Una línea imaginaria los unía, había nacido cuando se vieron por primera vez. Sólo ellos podían verla, roja, luminosa y destellante. Ella se sonrojó al verlo y él la miró de manera penetrante sin apartar los ojos de ella ni un minuto.
Iban caminando y de pronto se vieron. Ella sin querer, o no, dejó caer el pañuelo que sacó de su cartera, él apresuró el paso y galantemente se agachó para recogerlo. “Gracias”, le dijo ella en una dulce y suave voz. "De nada", respondió él, con un tono seductor de voz grave.
Tomaron un café luego de que él la invitara y ella titubeara antes de aceptar. Se casaron antes de cumplir el año de noviazgo y nunca más se separaron. La línea siguió intacta. Después de veinte años de matrimonio, hubo días en los que la línea cambiaba de color pero siempre se mantenía brillante.

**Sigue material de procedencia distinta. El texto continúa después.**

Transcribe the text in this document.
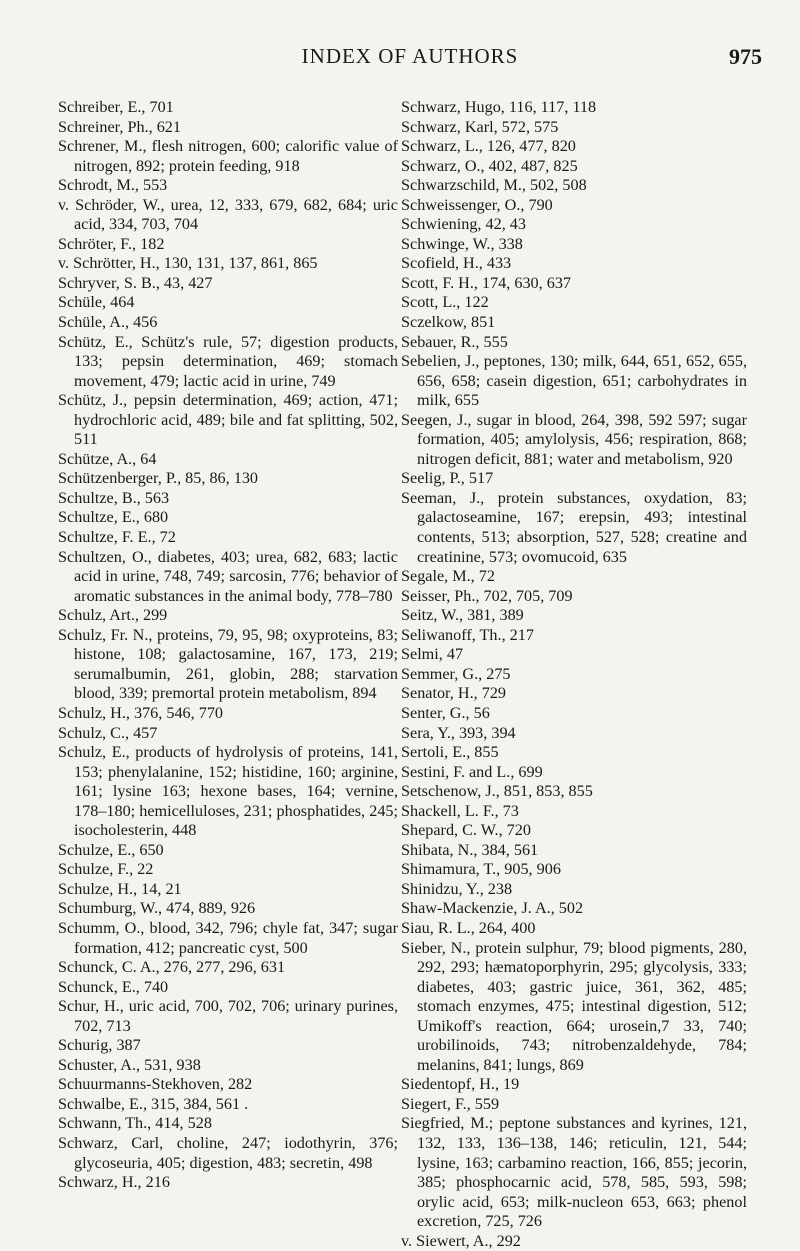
INDEX OF AUTHORS	975
Schreiber, E., 701
Schreiner, Ph., 621
Schrener, M., flesh nitrogen, 600; calorific value of nitrogen, 892; protein feeding, 918
Schrodt, M., 553
v. Schröder, W., urea, 12, 333, 679, 682, 684; uric acid, 334, 703, 704
Schröter, F., 182
v. Schrötter, H., 130, 131, 137, 861, 865
Schryver, S. B., 43, 427
Schüle, 464
Schüle, A., 456
Schütz, E., Schütz's rule, 57; digestion products, 133; pepsin determination, 469; stomach movement, 479; lactic acid in urine, 749
Schütz, J., pepsin determination, 469; action, 471; hydrochloric acid, 489; bile and fat splitting, 502, 511
Schütze, A., 64
Schützenberger, P., 85, 86, 130
Schultze, B., 563
Schultze, E., 680
Schultze, F. E., 72
Schultzen, O., diabetes, 403; urea, 682, 683; lactic acid in urine, 748, 749; sarcosin, 776; behavior of aromatic substances in the animal body, 778–780
Schulz, Art., 299
Schulz, Fr. N., proteins, 79, 95, 98; oxyproteins, 83; histone, 108; galactosamine, 167, 173, 219; serumalbumin, 261, globin, 288; starvation blood, 339; premortal protein metabolism, 894
Schulz, H., 376, 546, 770
Schulz, C., 457
Schulz, E., products of hydrolysis of proteins, 141, 153; phenylalanine, 152; histidine, 160; arginine, 161; lysine 163; hexone bases, 164; vernine, 178–180; hemicelluloses, 231; phosphatides, 245; isocholesterin, 448
Schulze, E., 650
Schulze, F., 22
Schulze, H., 14, 21
Schumburg, W., 474, 889, 926
Schumm, O., blood, 342, 796; chyle fat, 347; sugar formation, 412; pancreatic cyst, 500
Schunck, C. A., 276, 277, 296, 631
Schunck, E., 740
Schur, H., uric acid, 700, 702, 706; urinary purines, 702, 713
Schurig, 387
Schuster, A., 531, 938
Schuurmanns-Stekhoven, 282
Schwalbe, E., 315, 384, 561 .
Schwann, Th., 414, 528
Schwarz, Carl, choline, 247; iodothyrin, 376; glycoseuria, 405; digestion, 483; secretin, 498
Schwarz, H., 216
Schwarz, Hugo, 116, 117, 118
Schwarz, Karl, 572, 575
Schwarz, L., 126, 477, 820
Schwarz, O., 402, 487, 825
Schwarzschild, M., 502, 508
Schweissenger, O., 790
Schwiening, 42, 43
Schwinge, W., 338
Scofield, H., 433
Scott, F. H., 174, 630, 637
Scott, L., 122
Sczelkow, 851
Sebauer, R., 555
Sebelien, J., peptones, 130; milk, 644, 651, 652, 655, 656, 658; casein digestion, 651; carbohydrates in milk, 655
Seegen, J., sugar in blood, 264, 398, 592 597; sugar formation, 405; amylolysis, 456; respiration, 868; nitrogen deficit, 881; water and metabolism, 920
Seelig, P., 517
Seeman, J., protein substances, oxydation, 83; galactoseamine, 167; erepsin, 493; intestinal contents, 513; absorption, 527, 528; creatine and creatinine, 573; ovomucoid, 635
Segale, M., 72
Seisser, Ph., 702, 705, 709
Seitz, W., 381, 389
Seliwanoff, Th., 217
Selmi, 47
Semmer, G., 275
Senator, H., 729
Senter, G., 56
Sera, Y., 393, 394
Sertoli, E., 855
Sestini, F. and L., 699
Setschenow, J., 851, 853, 855
Shackell, L. F., 73
Shepard, C. W., 720
Shibata, N., 384, 561
Shimamura, T., 905, 906
Shinidzu, Y., 238
Shaw-Mackenzie, J. A., 502
Siau, R. L., 264, 400
Sieber, N., protein sulphur, 79; blood pigments, 280, 292, 293; hæmatoporphyrin, 295; glycolysis, 333; diabetes, 403; gastric juice, 361, 362, 485; stomach enzymes, 475; intestinal digestion, 512; Umikoff's reaction, 664; urosein,7 33, 740; urobilinoids, 743; nitrobenzaldehyde, 784; melanins, 841; lungs, 869
Siedentopf, H., 19
Siegert, F., 559
Siegfried, M.; peptone substances and kyrines, 121, 132, 133, 136–138, 146; reticulin, 121, 544; lysine, 163; carbamino reaction, 166, 855; jecorin, 385; phosphocarnic acid, 578, 585, 593, 598; orylic acid, 653; milk-nucleon 653, 663; phenol excretion, 725, 726
v. Siewert, A., 292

Un día ella sintió que las manos le hacían cosquillas y se miró las palmas. Las vio brillantes y notó que la línea inútilmente había descendido hasta sus manos, "inútilmente" pensó, ya que no necesitaba tenerla en sus manos ni controlarla para ser feliz.
La línea, sin embargo, no había llegado a sus manos para que ella se aferrara, sino para recordarle que estaba allí, en su vida cada día y para que entendiera que ella no debía aferrarse tampoco a él porque hacerlo no era algo necesario, ni sabio ni feliz.
La unión de ellos siempre sería mágica y etérea, sin posesividad alguna. La libertad de sus corazones los seguiría acompañando a lo largo del camino y se elegirían el uno al otro cada día. La línea entonces brilló aun mas entendiendo que los unía en plena libertad.